Un baron de père dégénéré et faible qui s’occupe du cimetière du village, une mère qui déteste son fils car il lui renvoie l’image de sa vie ratée, une belle-mère, la vraie baronne, qui dirige la baraque avec fermeté et mépris pour Paule. Des ragots qui circulent à tort sur une éventuelle liaison passée entre Paule et un prêtre qui a dû être muté ailleurs ; Paule qui biberonne un peu en cachette. Fräulein, la gouvernante, elle a élevé le baron et reste très attachée au père et au fils, contre Paule. Ajoutons une dernière paire de personnages, les époux Bordas, instituteurs, après un essai il refusera de donner des cours particuliers à Guillou, ce qui hâtera le dénouement tragique de ce roman d’une épouvantable noirceur.

Le bouquin est très court, chaque mot compte et il n’y a pas un pouce de gras comme vous l’imaginez mais pourtant François Mauriac réussit à en faire une œuvre d’une intensité incroyable. Tout est parfait, l’atmosphère des petites villes provinciales d’alors, les clans sociaux, notables, clergé, instituteur forcément communiste « La lutte des classes, ce n’est pas une histoire pour les manuels. (…) Elle doit inspirer toute notre conduite » et ennemi naturel des hobereaux. Les détestations familiales, le qu’en dira-t-on, etc. Et au milieu, notre pauvre sagouin, attardé certainement mais inoffensif et différent, trouvant refuge dans les rares livres mis à sa disposition, comme ces Jules Verne dont il peut citer des passages par cœur.

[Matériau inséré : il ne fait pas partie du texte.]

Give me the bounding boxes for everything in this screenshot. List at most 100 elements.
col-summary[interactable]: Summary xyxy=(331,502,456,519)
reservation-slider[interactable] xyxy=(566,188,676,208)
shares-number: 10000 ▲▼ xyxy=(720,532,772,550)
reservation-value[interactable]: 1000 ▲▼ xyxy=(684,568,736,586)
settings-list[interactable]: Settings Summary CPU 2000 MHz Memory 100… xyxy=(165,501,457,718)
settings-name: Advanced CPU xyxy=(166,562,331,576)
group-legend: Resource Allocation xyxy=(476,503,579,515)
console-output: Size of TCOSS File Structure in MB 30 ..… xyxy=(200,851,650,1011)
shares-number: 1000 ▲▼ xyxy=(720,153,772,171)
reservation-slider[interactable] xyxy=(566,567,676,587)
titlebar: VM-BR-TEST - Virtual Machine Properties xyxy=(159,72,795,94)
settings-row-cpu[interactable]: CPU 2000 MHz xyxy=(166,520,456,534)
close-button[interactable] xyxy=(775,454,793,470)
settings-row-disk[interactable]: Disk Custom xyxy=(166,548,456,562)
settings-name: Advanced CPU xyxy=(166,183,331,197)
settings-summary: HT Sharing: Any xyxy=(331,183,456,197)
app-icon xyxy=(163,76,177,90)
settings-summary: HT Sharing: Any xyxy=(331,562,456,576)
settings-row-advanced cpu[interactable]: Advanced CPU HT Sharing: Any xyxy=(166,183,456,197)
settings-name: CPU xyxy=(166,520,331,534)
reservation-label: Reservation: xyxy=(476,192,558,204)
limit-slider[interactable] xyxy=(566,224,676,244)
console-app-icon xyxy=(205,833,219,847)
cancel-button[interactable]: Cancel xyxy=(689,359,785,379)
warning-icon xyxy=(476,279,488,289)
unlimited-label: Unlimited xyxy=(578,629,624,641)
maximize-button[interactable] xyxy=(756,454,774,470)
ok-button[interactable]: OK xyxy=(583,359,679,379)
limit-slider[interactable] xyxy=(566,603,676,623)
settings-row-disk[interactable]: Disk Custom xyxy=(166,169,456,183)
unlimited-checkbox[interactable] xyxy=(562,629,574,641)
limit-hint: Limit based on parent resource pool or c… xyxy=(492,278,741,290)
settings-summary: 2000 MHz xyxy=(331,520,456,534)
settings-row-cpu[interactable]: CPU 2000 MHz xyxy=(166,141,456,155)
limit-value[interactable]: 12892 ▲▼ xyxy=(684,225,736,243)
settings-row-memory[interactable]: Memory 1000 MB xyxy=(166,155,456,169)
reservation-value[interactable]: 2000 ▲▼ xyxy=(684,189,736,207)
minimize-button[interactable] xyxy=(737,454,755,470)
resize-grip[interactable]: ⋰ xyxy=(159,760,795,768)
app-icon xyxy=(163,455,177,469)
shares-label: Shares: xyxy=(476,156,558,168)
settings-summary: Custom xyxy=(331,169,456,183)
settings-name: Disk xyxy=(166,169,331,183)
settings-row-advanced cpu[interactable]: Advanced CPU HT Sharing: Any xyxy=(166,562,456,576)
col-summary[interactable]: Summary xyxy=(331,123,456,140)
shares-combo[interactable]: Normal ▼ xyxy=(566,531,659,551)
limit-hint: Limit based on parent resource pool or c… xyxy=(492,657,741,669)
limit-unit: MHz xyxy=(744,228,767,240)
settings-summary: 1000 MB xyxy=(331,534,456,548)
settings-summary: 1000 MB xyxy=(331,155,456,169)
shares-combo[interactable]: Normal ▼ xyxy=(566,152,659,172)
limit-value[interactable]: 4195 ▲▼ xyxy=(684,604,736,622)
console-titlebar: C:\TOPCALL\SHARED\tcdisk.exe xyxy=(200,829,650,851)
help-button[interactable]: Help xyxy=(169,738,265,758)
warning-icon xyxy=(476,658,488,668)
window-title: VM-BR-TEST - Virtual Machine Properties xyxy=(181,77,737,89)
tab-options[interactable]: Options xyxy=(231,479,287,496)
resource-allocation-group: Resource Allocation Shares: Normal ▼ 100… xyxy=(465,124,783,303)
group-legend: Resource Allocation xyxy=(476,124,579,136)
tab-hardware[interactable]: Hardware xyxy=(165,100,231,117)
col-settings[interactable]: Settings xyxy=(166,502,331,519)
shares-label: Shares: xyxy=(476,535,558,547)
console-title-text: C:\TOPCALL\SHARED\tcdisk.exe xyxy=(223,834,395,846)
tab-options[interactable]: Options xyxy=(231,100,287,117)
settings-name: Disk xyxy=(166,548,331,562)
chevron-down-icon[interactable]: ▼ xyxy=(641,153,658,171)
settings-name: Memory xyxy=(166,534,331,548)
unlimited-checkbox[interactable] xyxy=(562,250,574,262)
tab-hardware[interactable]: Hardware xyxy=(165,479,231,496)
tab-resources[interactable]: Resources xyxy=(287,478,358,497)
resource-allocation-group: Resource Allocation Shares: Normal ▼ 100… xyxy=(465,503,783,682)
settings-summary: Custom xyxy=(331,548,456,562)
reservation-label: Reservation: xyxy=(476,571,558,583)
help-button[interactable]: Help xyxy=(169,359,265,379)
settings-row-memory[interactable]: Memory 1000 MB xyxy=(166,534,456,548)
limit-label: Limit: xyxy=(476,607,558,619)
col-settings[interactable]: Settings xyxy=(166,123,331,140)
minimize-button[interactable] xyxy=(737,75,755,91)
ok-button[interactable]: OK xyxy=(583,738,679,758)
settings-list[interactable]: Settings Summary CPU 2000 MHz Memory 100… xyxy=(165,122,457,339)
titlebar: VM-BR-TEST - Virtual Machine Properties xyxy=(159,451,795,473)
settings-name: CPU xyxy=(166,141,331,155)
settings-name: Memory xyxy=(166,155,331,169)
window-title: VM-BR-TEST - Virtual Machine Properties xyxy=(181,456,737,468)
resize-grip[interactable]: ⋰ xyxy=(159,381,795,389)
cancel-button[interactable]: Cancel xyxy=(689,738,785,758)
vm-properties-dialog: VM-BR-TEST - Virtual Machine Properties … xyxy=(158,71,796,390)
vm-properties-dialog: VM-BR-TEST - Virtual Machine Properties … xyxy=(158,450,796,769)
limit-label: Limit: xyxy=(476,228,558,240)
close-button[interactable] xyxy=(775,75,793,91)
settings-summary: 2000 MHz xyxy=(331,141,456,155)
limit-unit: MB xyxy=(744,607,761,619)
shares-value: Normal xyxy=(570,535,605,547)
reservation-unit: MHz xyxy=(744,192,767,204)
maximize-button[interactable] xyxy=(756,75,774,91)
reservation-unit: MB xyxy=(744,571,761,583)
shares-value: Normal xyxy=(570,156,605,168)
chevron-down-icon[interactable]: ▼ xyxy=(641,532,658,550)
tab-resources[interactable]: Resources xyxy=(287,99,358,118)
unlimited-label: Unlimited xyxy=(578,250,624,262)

Une fois encore je retrouve chez l’écrivain son esprit torturé, ses obsessions et les ambiances troubles qu’on ne fait que deviner, mais toujours latentes, liées à la sexualité étouffée de l’auteur, « il y a ceux qui peuvent toujours et ceux qui ne peuvent pas toujours… (…) Et ceux qui ne peuvent pas toujours (…) ceux-là se donnent à Dieu, ou à la science, ou à la littérature… ou à l’homosexualité. »

Un excellent roman pour les lecteurs et de ceux qui devraient servir de modèle pour les écrivains : court, d’une puissance inouïe et d’une noirceur atroce.